Os deputados podem optar por duas formas desse benefício: em espécie ou por reembolso. Ao receber em espécie, os R$ 3 mil do auxílio-moradia caem direto na conta do deputado, sendo descontado 27,5% de imposto sobre o benefício. Pelo sistema de reembolso, o parlamentar deve apresentar a nota fiscal do hotel, flat ou aluguel que paga para ser ressarcido.
A opção pelo auxílio ou por um apartamento é feita mediante ofício encaminhado à 4ª Secretaria da Câmara, que, além de encarregada de administrar os imóveis, é responsável pela gestão do benefício.
Benefício, aliás, que tem uma história controvertida. Em novembro de 2002, a revista Veja publicou reportagem denunciando parlamentares que estavam utilizando a verba do auxílio-moradia para comprar flats em Brasília. Atraídos por financiamentos especiais oferecidos a parlamentares por incorporadoras locais, alguns deputados estavam comprando flats e colocando em nome de parentes. Inversão total de valores: a verba do auxílio é para o parlamentar poder morar em um bom lugar para exercer o seu mandato, não para constituir patrimônio.

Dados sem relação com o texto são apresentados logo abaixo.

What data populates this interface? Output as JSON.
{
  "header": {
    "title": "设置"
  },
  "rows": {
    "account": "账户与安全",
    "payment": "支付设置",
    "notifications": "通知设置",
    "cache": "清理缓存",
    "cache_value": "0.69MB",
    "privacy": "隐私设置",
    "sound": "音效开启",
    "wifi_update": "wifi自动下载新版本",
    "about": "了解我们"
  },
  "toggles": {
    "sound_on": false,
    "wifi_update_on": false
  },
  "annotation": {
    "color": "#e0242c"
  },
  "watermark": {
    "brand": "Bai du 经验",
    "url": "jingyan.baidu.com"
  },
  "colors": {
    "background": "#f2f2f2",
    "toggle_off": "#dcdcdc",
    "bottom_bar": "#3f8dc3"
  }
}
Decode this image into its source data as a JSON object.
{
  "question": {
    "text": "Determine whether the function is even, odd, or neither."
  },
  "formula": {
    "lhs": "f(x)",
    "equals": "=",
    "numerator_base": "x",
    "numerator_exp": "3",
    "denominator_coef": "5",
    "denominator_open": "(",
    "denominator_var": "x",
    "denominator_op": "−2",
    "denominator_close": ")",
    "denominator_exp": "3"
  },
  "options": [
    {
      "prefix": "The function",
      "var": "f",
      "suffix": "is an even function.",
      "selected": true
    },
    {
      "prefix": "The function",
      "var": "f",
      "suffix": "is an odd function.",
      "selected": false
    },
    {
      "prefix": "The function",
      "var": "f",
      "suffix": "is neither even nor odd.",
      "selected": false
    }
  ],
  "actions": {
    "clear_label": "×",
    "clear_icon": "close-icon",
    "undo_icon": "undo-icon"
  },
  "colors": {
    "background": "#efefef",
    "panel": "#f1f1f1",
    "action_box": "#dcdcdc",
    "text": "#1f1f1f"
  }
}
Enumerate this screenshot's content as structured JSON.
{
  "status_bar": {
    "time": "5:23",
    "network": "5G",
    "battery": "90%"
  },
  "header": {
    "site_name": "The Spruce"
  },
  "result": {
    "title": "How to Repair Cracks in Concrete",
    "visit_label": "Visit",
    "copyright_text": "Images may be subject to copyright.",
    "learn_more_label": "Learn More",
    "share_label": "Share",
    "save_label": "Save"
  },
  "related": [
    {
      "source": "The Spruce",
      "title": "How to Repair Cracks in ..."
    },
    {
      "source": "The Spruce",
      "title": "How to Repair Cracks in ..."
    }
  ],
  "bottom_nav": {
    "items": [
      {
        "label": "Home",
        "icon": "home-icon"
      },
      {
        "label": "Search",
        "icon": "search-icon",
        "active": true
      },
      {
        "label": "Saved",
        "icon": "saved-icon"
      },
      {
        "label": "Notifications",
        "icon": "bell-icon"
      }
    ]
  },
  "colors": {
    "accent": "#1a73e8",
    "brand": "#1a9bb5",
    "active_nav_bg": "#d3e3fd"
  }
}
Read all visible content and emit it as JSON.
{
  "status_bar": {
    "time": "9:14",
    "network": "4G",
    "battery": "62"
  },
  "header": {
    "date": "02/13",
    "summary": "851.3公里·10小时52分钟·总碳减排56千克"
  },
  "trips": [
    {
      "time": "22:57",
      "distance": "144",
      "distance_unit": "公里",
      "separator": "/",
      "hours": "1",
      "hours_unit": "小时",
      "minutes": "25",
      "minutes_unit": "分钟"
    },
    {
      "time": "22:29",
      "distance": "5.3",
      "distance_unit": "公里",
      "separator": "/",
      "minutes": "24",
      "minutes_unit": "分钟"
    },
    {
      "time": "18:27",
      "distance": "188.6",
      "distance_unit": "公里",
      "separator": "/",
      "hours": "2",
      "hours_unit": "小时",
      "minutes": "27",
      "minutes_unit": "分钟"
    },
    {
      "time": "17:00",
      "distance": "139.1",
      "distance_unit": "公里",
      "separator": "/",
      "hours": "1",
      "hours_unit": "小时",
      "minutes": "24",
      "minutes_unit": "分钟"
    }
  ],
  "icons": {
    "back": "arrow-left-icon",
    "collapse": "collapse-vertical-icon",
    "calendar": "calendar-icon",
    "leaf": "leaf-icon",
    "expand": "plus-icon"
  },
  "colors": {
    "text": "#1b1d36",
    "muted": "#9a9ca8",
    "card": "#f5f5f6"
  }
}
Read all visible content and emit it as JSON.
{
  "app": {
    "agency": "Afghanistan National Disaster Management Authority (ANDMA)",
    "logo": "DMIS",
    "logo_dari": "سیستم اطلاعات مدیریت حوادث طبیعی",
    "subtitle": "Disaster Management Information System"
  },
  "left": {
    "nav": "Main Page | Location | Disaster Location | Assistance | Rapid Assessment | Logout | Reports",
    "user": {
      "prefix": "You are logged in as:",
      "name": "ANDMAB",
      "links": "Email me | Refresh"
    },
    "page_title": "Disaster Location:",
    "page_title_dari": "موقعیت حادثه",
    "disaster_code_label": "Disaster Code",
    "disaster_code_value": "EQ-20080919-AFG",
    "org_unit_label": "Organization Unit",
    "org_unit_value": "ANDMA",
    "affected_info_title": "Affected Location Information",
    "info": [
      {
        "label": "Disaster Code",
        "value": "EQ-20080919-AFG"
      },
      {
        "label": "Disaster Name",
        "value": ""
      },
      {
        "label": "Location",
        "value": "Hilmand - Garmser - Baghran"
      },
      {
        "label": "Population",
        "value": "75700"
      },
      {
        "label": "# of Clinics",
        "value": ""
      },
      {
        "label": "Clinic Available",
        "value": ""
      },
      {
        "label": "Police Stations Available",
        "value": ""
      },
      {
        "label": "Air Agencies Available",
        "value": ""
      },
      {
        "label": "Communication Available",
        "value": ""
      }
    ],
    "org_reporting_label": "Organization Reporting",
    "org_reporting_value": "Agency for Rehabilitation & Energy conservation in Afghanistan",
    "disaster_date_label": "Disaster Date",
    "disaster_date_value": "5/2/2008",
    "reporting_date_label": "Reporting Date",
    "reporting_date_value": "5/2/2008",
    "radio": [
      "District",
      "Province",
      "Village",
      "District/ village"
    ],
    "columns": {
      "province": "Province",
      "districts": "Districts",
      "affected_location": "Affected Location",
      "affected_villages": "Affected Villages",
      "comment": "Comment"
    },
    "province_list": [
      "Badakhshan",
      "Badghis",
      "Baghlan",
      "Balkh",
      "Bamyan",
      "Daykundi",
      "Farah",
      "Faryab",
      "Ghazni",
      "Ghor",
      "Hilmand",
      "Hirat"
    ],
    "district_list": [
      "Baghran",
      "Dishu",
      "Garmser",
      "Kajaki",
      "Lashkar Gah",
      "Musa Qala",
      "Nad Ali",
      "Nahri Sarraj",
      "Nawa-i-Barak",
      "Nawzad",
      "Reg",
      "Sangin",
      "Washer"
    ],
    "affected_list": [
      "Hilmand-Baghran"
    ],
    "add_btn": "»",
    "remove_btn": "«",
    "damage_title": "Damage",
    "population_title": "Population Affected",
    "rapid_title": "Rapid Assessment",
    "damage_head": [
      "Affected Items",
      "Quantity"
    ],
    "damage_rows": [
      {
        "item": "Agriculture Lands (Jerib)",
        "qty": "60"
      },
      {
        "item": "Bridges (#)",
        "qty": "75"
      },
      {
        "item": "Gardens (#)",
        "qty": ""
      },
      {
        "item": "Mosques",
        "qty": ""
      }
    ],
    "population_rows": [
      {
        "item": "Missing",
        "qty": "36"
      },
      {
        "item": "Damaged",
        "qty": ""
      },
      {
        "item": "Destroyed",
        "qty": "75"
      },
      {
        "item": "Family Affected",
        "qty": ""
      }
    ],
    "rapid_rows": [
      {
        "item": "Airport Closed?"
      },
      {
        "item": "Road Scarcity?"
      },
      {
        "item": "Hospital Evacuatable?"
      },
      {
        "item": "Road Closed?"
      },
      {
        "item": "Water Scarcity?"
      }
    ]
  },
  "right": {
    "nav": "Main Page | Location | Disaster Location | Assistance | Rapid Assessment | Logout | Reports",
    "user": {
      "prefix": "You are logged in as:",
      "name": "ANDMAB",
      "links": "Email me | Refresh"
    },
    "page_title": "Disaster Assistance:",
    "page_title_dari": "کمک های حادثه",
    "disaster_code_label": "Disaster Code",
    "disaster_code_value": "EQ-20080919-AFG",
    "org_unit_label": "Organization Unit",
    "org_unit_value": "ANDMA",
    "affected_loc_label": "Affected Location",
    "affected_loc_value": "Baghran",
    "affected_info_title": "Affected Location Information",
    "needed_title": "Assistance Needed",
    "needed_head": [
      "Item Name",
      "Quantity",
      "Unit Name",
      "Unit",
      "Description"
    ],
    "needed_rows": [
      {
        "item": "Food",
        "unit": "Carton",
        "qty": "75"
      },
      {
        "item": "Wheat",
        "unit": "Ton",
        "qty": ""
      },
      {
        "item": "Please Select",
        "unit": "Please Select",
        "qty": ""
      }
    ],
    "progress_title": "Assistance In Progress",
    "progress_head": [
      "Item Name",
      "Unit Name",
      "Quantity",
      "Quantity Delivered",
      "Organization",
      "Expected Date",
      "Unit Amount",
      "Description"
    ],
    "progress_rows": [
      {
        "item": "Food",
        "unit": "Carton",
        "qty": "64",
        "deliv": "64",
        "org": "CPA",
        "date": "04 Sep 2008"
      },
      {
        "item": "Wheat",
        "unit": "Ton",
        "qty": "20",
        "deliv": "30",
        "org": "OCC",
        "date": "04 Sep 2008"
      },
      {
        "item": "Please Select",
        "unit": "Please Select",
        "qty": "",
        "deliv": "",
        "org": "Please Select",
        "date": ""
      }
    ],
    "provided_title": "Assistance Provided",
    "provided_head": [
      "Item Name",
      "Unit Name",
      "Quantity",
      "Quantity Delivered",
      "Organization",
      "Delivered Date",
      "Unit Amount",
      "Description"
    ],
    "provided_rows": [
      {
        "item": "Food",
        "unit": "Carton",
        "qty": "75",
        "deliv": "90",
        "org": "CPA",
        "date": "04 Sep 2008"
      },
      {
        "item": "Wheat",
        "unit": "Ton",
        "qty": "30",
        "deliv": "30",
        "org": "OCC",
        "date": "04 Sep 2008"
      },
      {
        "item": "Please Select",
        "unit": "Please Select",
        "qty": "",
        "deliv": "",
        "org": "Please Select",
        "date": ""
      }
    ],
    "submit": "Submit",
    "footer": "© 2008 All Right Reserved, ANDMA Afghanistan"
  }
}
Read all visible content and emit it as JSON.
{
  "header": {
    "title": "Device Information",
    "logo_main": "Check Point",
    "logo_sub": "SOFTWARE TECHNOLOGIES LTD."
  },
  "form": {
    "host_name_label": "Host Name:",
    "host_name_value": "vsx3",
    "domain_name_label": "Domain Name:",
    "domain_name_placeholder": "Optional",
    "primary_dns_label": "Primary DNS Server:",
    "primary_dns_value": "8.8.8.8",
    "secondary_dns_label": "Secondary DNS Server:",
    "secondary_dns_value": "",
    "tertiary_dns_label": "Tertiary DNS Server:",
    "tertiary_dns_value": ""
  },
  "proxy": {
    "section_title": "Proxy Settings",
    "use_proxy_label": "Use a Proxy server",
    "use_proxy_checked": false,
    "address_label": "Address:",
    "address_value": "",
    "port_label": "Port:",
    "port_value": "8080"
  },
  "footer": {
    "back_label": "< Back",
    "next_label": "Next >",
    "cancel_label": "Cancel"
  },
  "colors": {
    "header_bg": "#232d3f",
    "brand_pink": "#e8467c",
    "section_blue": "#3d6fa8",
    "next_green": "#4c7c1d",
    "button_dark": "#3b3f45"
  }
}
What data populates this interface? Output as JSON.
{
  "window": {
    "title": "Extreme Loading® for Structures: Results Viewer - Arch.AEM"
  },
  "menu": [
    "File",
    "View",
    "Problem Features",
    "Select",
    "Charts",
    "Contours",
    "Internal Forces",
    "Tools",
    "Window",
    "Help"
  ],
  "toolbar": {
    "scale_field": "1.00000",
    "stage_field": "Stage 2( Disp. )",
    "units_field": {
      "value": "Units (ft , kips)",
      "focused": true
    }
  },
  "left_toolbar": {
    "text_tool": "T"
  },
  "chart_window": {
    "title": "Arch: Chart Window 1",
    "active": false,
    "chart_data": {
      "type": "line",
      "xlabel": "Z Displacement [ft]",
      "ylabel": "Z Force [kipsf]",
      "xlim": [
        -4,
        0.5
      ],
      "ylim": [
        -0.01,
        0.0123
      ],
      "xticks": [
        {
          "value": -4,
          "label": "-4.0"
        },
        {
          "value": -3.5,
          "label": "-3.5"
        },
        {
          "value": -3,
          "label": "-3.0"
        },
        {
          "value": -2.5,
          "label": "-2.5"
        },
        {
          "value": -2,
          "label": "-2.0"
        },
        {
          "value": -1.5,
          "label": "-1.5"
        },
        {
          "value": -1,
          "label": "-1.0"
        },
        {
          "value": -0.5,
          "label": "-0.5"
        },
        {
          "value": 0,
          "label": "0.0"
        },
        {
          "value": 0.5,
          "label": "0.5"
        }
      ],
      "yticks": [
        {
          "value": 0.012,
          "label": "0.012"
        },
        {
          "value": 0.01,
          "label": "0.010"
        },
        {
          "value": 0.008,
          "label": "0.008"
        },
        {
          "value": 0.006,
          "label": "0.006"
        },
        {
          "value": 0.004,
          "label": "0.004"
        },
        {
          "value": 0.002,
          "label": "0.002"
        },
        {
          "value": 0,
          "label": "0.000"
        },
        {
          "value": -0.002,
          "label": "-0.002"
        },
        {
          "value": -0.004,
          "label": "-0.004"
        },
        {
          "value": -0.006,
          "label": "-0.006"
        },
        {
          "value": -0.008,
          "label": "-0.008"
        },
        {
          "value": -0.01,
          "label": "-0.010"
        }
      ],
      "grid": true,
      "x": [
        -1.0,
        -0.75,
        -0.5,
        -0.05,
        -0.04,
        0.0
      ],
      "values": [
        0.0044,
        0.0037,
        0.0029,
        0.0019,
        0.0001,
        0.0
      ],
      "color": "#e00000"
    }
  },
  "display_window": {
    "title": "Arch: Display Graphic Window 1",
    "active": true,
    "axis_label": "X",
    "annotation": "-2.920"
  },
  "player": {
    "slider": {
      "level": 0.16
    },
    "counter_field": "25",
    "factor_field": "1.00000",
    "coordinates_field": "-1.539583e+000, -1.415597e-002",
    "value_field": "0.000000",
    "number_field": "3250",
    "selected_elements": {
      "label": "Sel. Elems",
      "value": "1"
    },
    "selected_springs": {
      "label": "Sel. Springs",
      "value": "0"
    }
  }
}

No entanto, os deputados não são obrigados a prestar contas do benefício que recebem. "Uma vez que ele paga imposto por essa remuneração, ele não tem que prestar conta à Casa. O importante para a Câmara é que ela está custeando a estada dele em Brasília para que ele possa desempenhar o seu mandato", afirma o diretor da Cohab, Luiz Sousa Neto.
Eles não recebem
Quatro deputados optaram por não ocupar apartamentos funcionais nem receber o auxílio-moradia, abdicando de ambos benefícios. São eles: Sigmaringa Seixas (PT-DF), Custódio Mattos (PSDB-MG), Dr. Pinotti (PFL-SP) e Paulo Gouvêa (PL-RS).